Amy Peterson is a kindred soul out here in the internet, and I'm grateful she invited me to be part of a series of guest posts she's hosting on the growing up of faith. I was invited to share a moment in my life when my confident answers turned to questions, when I moved from naive faith to something richer. Here's a little of what I'm sharing over at her place today:
Nineteen sounds so young now. But by the time I finished sophomore year I was old in the ways of late-adolescence. In college-time, when seasons move slow and every night is a different adventure, two years is equal to five in real life. Friends everywhere, events to plan, meetings to attend, pranks to play. I breathed deep the reckless joy of my own freedom then. I wanted to do everything so I did everything (and got by with as little sleep as possible.)

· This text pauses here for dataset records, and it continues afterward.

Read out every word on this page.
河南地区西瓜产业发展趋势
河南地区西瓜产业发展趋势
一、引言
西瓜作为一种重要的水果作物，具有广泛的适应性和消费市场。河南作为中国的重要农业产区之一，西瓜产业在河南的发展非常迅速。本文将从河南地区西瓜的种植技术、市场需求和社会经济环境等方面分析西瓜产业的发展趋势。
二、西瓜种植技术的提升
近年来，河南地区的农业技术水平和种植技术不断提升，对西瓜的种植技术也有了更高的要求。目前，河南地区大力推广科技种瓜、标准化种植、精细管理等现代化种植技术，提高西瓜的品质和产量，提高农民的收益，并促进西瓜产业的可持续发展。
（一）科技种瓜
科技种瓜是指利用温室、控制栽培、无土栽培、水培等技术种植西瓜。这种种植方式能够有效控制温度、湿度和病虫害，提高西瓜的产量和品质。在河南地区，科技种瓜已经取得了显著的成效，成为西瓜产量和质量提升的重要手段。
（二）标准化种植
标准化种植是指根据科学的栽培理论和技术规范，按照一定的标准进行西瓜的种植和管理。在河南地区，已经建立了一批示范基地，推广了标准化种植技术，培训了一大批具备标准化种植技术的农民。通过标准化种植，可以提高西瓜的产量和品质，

Relationships felt so complicated then and my college’s culture of fiery evangelical faith made everything more intense. We were all charged electric, so of course we scorched one another and carried our burns with us into adulthood.
My sophomore year I got to know a boy who ran with a crowd that prayed a lot, evangelized a lot, and didn’t date—only courted. He visited me some mornings in the campus bowling alley where I worked spraying shoes. He sat on the counter beside the plexiglass sliding window, while I signed out billiard balls and controlled the music. One morning, sitting on that counter, he whispered: “Micha, I’ve been praying about this a lot. I’m interested in you. I’d like to court you.”
I fumbled the notebook in front of me and stared around the room for a friend to say hello to or a student who needed my assistance. “Will you pray about it?” he asked.